KPNE melaporkan bahwa terdapat 157 pembunuhan, 11 penghilangan paksa dan 106 penangkapan atas tuduhan palsu di kalangan aktivis lingkungan hidup di bawah pemerintahan Duterte.

“Banyak rekan pembela lingkungan hidup saya di Surigao del Sur menjadi sasaran tuduhan yang dibuat-buat, sementara setidaknya 60 keluarga dari komunitas tempat saya berasal di Lianga baru-baru ini mengungsi dari rumah mereka karena penembakan tanpa pandang bulu dan serangan tanpa henti yang dilakukan oleh militer,” kata Bayan. Perwakilan Muna Eufemia Cullamat, tokoh adat Manobo yang juga menjadi delegasi.

Moro dan kelompok hak kekayaan intelektual Sandugo, pada gilirannya, menyalahkan kebijakan keamanan internal nasional Duterte, khususnya EO 70 dan Satuan Tugas Nasional untuk Mengakhiri Konflik Bersenjata Komunis Lokal (NTF-ELCAC), yang menjadikan masyarakat adat sebagai target utamanya. (BACA: CHR: Tanah leluhur masyarakat adat ‘sakral’ dan dilindungi undang-undang)

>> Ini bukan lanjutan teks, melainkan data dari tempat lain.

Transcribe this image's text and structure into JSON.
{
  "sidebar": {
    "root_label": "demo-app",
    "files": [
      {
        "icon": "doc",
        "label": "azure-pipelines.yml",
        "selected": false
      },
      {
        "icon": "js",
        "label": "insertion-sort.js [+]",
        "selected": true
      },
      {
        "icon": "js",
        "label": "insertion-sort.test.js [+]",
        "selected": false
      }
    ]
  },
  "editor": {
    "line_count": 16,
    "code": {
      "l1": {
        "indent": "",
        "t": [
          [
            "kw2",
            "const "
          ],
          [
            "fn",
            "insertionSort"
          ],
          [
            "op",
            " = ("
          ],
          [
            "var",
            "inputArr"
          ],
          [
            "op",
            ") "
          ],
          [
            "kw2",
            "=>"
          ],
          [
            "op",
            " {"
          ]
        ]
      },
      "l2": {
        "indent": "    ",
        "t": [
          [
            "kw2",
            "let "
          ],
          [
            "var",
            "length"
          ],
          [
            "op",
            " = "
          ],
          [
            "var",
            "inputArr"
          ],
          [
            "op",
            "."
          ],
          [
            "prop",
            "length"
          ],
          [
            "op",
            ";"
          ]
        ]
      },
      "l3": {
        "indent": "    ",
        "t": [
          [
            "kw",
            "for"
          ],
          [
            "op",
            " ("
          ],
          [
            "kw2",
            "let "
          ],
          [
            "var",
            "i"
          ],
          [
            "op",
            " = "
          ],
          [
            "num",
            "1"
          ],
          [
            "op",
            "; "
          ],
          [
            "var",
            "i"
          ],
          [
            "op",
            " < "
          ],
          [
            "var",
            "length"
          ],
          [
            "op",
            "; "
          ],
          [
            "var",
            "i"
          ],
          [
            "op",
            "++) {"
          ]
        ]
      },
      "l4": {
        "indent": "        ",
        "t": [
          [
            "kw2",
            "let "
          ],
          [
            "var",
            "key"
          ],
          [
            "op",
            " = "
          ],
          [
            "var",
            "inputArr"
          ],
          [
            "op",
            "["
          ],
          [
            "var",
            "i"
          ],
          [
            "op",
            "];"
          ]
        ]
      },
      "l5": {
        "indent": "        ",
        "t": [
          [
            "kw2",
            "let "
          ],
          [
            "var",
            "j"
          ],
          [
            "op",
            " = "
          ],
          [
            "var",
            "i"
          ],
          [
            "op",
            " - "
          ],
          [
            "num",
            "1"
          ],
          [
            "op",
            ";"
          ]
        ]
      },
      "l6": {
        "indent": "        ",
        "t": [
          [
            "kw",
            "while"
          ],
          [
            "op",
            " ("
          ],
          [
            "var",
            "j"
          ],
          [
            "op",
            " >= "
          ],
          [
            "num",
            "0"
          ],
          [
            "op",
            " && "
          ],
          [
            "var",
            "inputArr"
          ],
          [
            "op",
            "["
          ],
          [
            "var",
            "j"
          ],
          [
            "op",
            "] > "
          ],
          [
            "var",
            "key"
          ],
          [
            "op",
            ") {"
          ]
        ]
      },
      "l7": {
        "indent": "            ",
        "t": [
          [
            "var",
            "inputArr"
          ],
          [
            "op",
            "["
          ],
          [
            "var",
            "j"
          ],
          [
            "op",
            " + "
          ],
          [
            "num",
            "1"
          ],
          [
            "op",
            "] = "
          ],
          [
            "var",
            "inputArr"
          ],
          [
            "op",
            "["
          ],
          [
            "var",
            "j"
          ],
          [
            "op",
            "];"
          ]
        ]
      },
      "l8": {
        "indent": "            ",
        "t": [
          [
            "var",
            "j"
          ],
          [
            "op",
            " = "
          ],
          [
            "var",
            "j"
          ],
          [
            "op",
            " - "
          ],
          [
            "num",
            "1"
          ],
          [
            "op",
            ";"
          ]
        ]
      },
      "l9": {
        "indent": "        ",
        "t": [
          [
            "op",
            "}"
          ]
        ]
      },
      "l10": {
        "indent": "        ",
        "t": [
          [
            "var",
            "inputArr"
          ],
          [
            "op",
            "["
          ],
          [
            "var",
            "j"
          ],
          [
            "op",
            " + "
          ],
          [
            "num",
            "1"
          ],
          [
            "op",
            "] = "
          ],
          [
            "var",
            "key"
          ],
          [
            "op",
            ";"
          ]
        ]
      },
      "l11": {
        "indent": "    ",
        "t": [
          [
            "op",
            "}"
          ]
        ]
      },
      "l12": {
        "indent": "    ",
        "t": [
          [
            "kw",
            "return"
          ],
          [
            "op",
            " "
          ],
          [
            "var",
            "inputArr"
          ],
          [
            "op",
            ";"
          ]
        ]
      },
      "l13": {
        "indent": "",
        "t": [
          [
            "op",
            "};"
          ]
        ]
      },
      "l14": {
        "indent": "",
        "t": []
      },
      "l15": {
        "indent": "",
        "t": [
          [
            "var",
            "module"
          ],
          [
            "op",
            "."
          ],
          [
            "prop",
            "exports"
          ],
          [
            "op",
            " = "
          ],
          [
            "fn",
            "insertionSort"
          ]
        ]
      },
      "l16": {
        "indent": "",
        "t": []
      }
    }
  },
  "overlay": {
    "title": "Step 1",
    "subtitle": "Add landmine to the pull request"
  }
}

“Perlawanan dan perbedaan pendapat yang sah dalam mengklaim hak atas wilayah leluhur dan penentuan nasib sendiri dikategorikan sebagai kegiatan komunis, sementara organisasi dan pemimpin adat diklasifikasikan sebagai ‘Kelompok Teroris Komunis’ atau musuh negara,” kata Sandugo.

Janji untuk melindungi

Dalam laporan setebal 50 halaman yang dirilis pelapor khusus hak asasi manusia dan lingkungan hidup, David Boyd, Filipina disebut-sebut sebagai salah satu dari 110 negara yang telah melegalkan hak atas lingkungan yang aman, sehat, bersih, dan berkelanjutan.

Filipina memiliki berbagai undang-undang seperti Writ of Kalikasan dan pembentukan pengadilan hijau untuk mempercepat proses kasus lingkungan hidup.

“Namun terlepas dari formalitas ini, Filipina diidentifikasi sebagai salah satu negara dengan tingkat hilangnya keanekaragaman hayati tercepat di dunia. Pada saat yang sama pada tahun 2018, tempat ini disebut oleh pengawas internasional Global Witness sebagai tempat paling berbahaya bagi pembela lingkungan,” kata Bautista.

Usai laporannya, Boyd bertemu dengan para pemerhati lingkungan Filipina.

“Pelapor Khusus Boyd berjanji membantu memperkuat hak rakyat Filipina atas lingkungan yang aman, bersih, sehat dan berkelanjutan di Filipina,” kata Bautista.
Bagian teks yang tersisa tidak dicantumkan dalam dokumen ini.